Strategic Code: A Unified Spatio-Temporal Framework for Quantum Error-Correction

TL;DR

This paper introduces a comprehensive spatio-temporal framework for quantum error correction called the 'strategic code', unifying static and dynamical QECCs and providing conditions for fault-tolerance considering correlated errors.

Contribution

It proposes a unified theoretical framework for dynamical and static QECCs using the quantum combs formalism, including error-correction conditions and an optimization approach.

Findings

Unified spatio-temporal QECC framework covering all known codes.

Necessary and sufficient error-correction conditions for correlated errors.

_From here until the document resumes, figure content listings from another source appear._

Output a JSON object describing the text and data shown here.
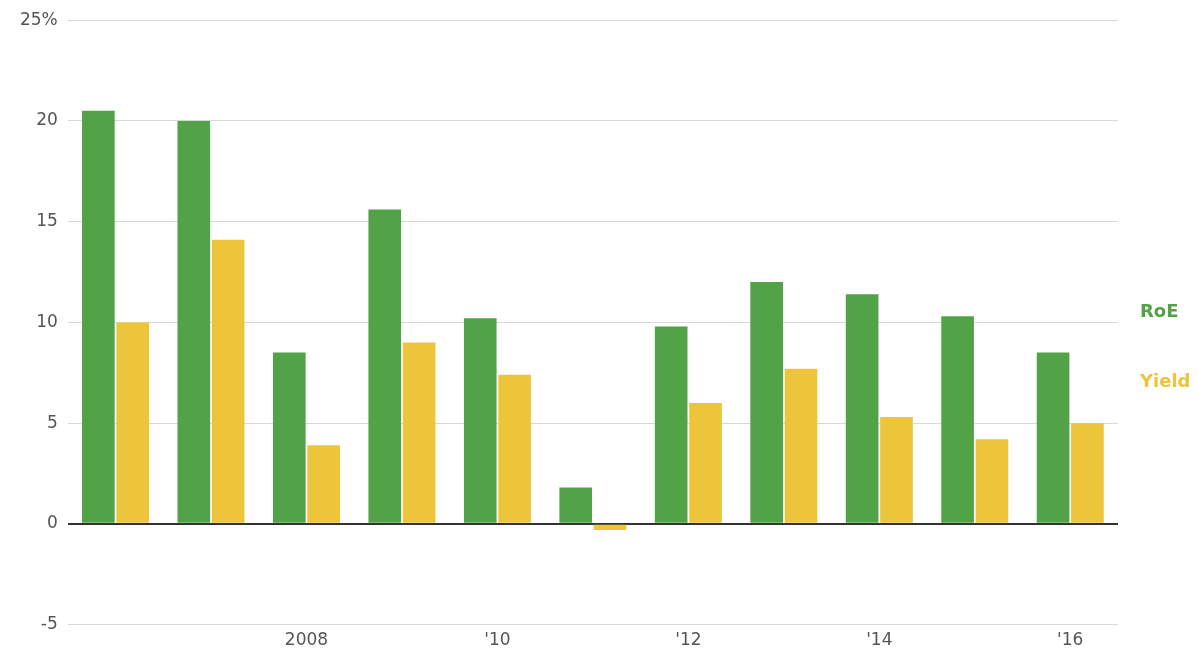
{
  "chart_data": {
    "type": "bar",
    "categories": [
      null,
      null,
      "2008",
      null,
      "'10",
      null,
      "'12",
      null,
      "'14",
      null,
      "'16"
    ],
    "series": [
      {
        "name": "RoE",
        "color": "#52a347",
        "values": [
          20.5,
          20.0,
          8.5,
          15.6,
          10.2,
          1.8,
          9.8,
          12.0,
          11.4,
          10.3,
          8.5
        ]
      },
      {
        "name": "Yield",
        "color": "#ecc53a",
        "values": [
          10.0,
          14.1,
          3.9,
          9.0,
          7.4,
          -0.3,
          6.0,
          7.7,
          5.3,
          4.2,
          5.0
        ]
      }
    ],
    "ylim": [
      -5,
      25
    ],
    "yticks": [
      -5,
      0,
      5,
      10,
      15,
      20,
      {
        "value": 25,
        "label": "25%"
      }
    ],
    "grid": "y",
    "legend": "right"
  }
}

An optimization method for adaptive approximate strategic codes.

Abstract

Quantum error-correcting code (QECC) is the central ingredient in fault-tolerant quantum information processing. An emerging paradigm of dynamical QECC shows that one can robustly encode logical quantum information both temporally and spatially in a more resource-efficient manner than traditional QECCs. Nevertheless, an overarching theory of how dynamical QECCs achieve fault-tolerance is lacking. In this work, we bridge this gap by proposing a unified spatio-temporal QECC framework called the ``strategic code'' built around an ``interrogator'' device which sequentially measures and evolves the spatial QECC in an adaptive manner based on the ``quantum combs'' formalism, a generalization of the channel-state duality. The strategic code covers all existing dynamical and static QECC, as well as all physically plausible QECCs to be discovered in the future, including those that involve adaptivity in its operational dynamics. Within this framework, we show an algebraic and an information-theoretic necessary and sufficient error-correction conditions for a strategic code, which consider spatially and temporally correlated errors. These conditions include the analogous known static QECC conditions as a special case. Lastly, we also propose an optimization-theoretic approach to obtain an approximate strategic code adapting to a correlated error.